A few reasons. First of all, I think it really fits to my character. I’m rather present, I’d rather talk to the people I photograph, and Polaroid allows you to take one photo or a few photos. Whereas in digital photography, you would have too many possibilities, you’d have to plan all the other shots you would take. With Polaroid, I reflect much more on how I want to photograph, and the rest of the time, I can just be there as Charlotte, not photographing.
It also creates trust, especially in places and situations that are a bit difficult, or you are not allowed to take photos, like at La Puente. The photo is just this one original copy, and I always ask the women to just give it back to me if it’s OK for her—if they like the image of themselves in it. I think this is really important. Last of all, with Polaroid, it’s this performative act. I photograph you; this photo comes out. It’s white and I don’t even yet know about the outcome. We’re holding it in our hands, and there’s this moment of waiting, which creates intimacy as well. Then of course, it allows the possibility to change the outcome. You could write on it, you could paint on it with nail polish, you could cut something out. There’s this possibility of direct interaction which you don’t have in digital photography.
How did nail polish become a part of this project?
That is actually something that developed within La Puente. Once I started taking photos, I quickly realized that providing anonymity was extremely important. Very soon, there was this idea that we had to use some kind of material to cover identities. The women were already using nail polish, so it became nail polish. First it was this red color that belonged to one of the women. Later, I asked two women to buy some more nail polish, and I brought back some more from Germany.
Another element that makes the book so poignant is the close-ups of bedsheets. Did you make the decision to include them early on in the project?
I think it was quite early. The rooms at La Puente are rented out on a weekly basis, so they’re not personal at all. I felt like the bedsheets were the only personal items in the room, and they’re so colorful and different. In the beginning, I started photographing them with my Polaroid camera as well, but that didn’t work out because of technical reasons. When I showed the failed photos to one of the women, she offered her bedsheet to me, so that I could exhibit the original. We started exchanging bedsheets. I’d buy new ones and in the end, almost 20 women gave their old bedsheets to me. They are an important part of my multimedia work, in the book they look equal in size, but showing the originals in installations is where they really unfold.
The female body has always been political. What do you think this selection of photos says about the current political reality of women in Ecuador, or women’s bodies in Latin America?
Giving the women the possibility to show themselves how they want to be seen, rather than how they are is something important, especially in this day and age. Most photography work is done by men in general, and the same goes for sex work. Adding to that, there is a lot of inequality in Latin America, but there is also a big women’s movement (Eds note: The interview took place a week after Las Tesis’s Un Violador En Tu Camino was first sung in Valparaiso, Chile.) We should reflect more on how to portray sex workers and women in general.
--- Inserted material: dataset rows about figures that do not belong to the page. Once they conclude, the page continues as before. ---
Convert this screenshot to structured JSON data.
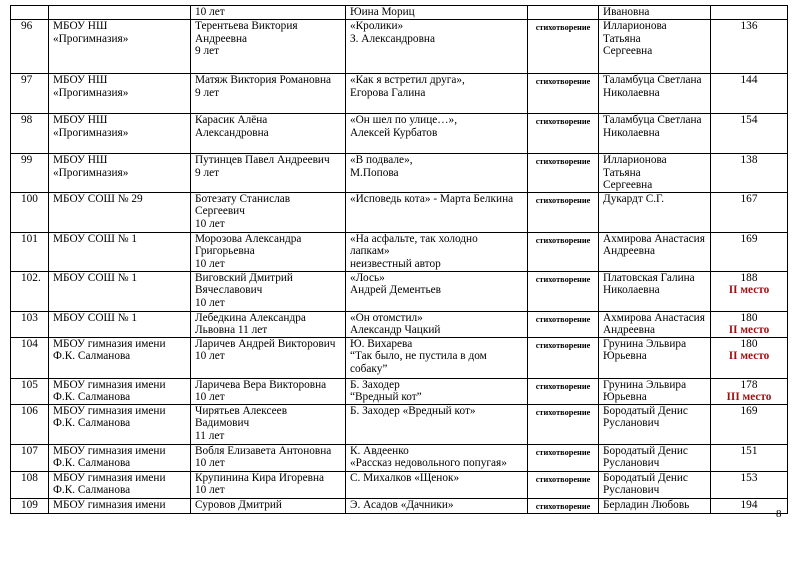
{
  "table": {
    "rows": [
      {
        "name": [
          "10 лет"
        ],
        "work": [
          "Юина Мориц"
        ],
        "teacher": [
          "Ивановна"
        ]
      },
      {
        "num": "96",
        "school": [
          "МБОУ НШ",
          "«Прогимназия»"
        ],
        "name": [
          "Терентьева Виктория",
          "Андреевна",
          "9 лет"
        ],
        "work": [
          "«Кролики»",
          "З. Александровна"
        ],
        "type": "стихотворение",
        "teacher": [
          "Илларионова Татьяна",
          "Сергеевна"
        ],
        "score": "136"
      },
      {
        "num": "97",
        "school": [
          "МБОУ НШ",
          "«Прогимназия»"
        ],
        "name": [
          "Матяж Виктория Романовна",
          "9 лет"
        ],
        "work": [
          "«Как я встретил друга»,",
          "Егорова Галина"
        ],
        "type": "стихотворение",
        "teacher": [
          "Таламбуца Светлана",
          "Николаевна"
        ],
        "score": "144"
      },
      {
        "num": "98",
        "school": [
          "МБОУ НШ",
          "«Прогимназия»"
        ],
        "name": [
          "Карасик Алёна",
          "Александровна"
        ],
        "work": [
          "«Он шел по улице…»,",
          "Алексей Курбатов"
        ],
        "type": "стихотворение",
        "teacher": [
          "Таламбуца Светлана",
          "Николаевна"
        ],
        "score": "154"
      },
      {
        "num": "99",
        "school": [
          "МБОУ НШ",
          "«Прогимназия»"
        ],
        "name": [
          "Путинцев Павел Андреевич",
          "9 лет"
        ],
        "work": [
          "«В подвале»,",
          "М.Попова"
        ],
        "type": "стихотворение",
        "teacher": [
          "Илларионова Татьяна",
          "Сергеевна"
        ],
        "score": "138"
      },
      {
        "num": "100",
        "school": [
          "МБОУ СОШ № 29"
        ],
        "name": [
          "Ботезату Станислав",
          "Сергеевич",
          "10 лет"
        ],
        "work": [
          "«Исповедь кота» - Марта Белкина"
        ],
        "type": "стихотворение",
        "teacher": [
          "Дукардт С.Г."
        ],
        "score": "167"
      },
      {
        "num": "101",
        "school": [
          "МБОУ СОШ № 1"
        ],
        "name": [
          "Морозова Александра",
          "Григорьевна",
          "10 лет"
        ],
        "work": [
          "«На асфальте, так холодно",
          "лапкам»",
          "неизвестный автор"
        ],
        "type": "стихотворение",
        "teacher": [
          "Ахмирова Анастасия",
          "Андреевна"
        ],
        "score": "169"
      },
      {
        "num": "102.",
        "school": [
          "МБОУ СОШ № 1"
        ],
        "name": [
          "Виговский Дмитрий",
          "Вячеславович",
          "10 лет"
        ],
        "work": [
          "«Лось»",
          "Андрей Дементьев"
        ],
        "type": "стихотворение",
        "teacher": [
          "Платовская Галина",
          "Николаевна"
        ],
        "score": "188",
        "place": "II место"
      },
      {
        "num": "103",
        "school": [
          "МБОУ СОШ № 1"
        ],
        "name": [
          "Лебедкина Александра",
          "Львовна 11 лет"
        ],
        "work": [
          "«Он отомстил»",
          "Александр Чацкий"
        ],
        "type": "стихотворение",
        "teacher": [
          "Ахмирова Анастасия",
          "Андреевна"
        ],
        "score": "180",
        "place": "II место"
      },
      {
        "num": "104",
        "school": [
          "МБОУ гимназия имени",
          "Ф.К. Салманова"
        ],
        "name": [
          "Ларичев Андрей Викторович",
          "10 лет"
        ],
        "work": [
          "Ю. Вихарева",
          "“Так было, не пустила в дом",
          "собаку”"
        ],
        "type": "стихотворение",
        "teacher": [
          "Грунина Эльвира",
          "Юрьевна"
        ],
        "score": "180",
        "place": "II место"
      },
      {
        "num": "105",
        "school": [
          "МБОУ гимназия имени",
          "Ф.К. Салманова"
        ],
        "name": [
          "Ларичева Вера Викторовна",
          "10 лет"
        ],
        "work": [
          "Б. Заходер",
          "“Вредный кот”"
        ],
        "type": "стихотворение",
        "teacher": [
          "Грунина Эльвира",
          "Юрьевна"
        ],
        "score": "178",
        "place": "III место"
      },
      {
        "num": "106",
        "school": [
          "МБОУ гимназия имени",
          "Ф.К. Салманова"
        ],
        "name": [
          "Чирятьев Алексеев",
          "Вадимович",
          "11 лет"
        ],
        "work": [
          "Б. Заходер «Вредный кот»"
        ],
        "type": "стихотворение",
        "teacher": [
          "Бородатый Денис",
          "Русланович"
        ],
        "score": "169"
      },
      {
        "num": "107",
        "school": [
          "МБОУ гимназия имени",
          "Ф.К. Салманова"
        ],
        "name": [
          "Вобля Елизавета Антоновна",
          "10 лет"
        ],
        "work": [
          "К. Авдеенко",
          "«Рассказ недовольного попугая»"
        ],
        "type": "стихотворение",
        "teacher": [
          "Бородатый Денис",
          "Русланович"
        ],
        "score": "151"
      },
      {
        "num": "108",
        "school": [
          "МБОУ гимназия имени",
          "Ф.К. Салманова"
        ],
        "name": [
          "Крупинина Кира Игоревна",
          "10 лет"
        ],
        "work": [
          "С. Михалков «Щенок»"
        ],
        "type": "стихотворение",
        "teacher": [
          "Бородатый Денис",
          "Русланович"
        ],
        "score": "153"
      },
      {
        "num": "109",
        "school": [
          "МБОУ гимназия имени"
        ],
        "name": [
          "Суровов Дмитрий"
        ],
        "work": [
          "Э. Асадов «Дачники»"
        ],
        "type": "стихотворение",
        "teacher": [
          "Берладин Любовь"
        ],
        "score": "194"
      }
    ]
  },
  "page_number": "8"
}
You seem to be painting people’s nails ever since the book came out.
This has become almost a political act. When I was in Guatemala for a workshop with a hundred photographers, I must have painted 80% of the crowds’ nails, including a lot of men. Some of them had all the ten fingers pink and it looked so beautiful. I even painted the nails of two policemen. It was like a small life-changer for them.
It’s opening up in a small way. It could be representative of that feminine fragility that men are so afraid of, especially in countries like Turkey or Guatemala, or Mexico.
That was actually what some of the men were telling me. It kind of opened up something more vulnerable inside them. They were very emotional. And it was very interesting, after I painted all those nails, on the closing night, I was suddenly surrounded by men with rouged lips. I don’t know how that developed, but that might not have existed without the nail polish.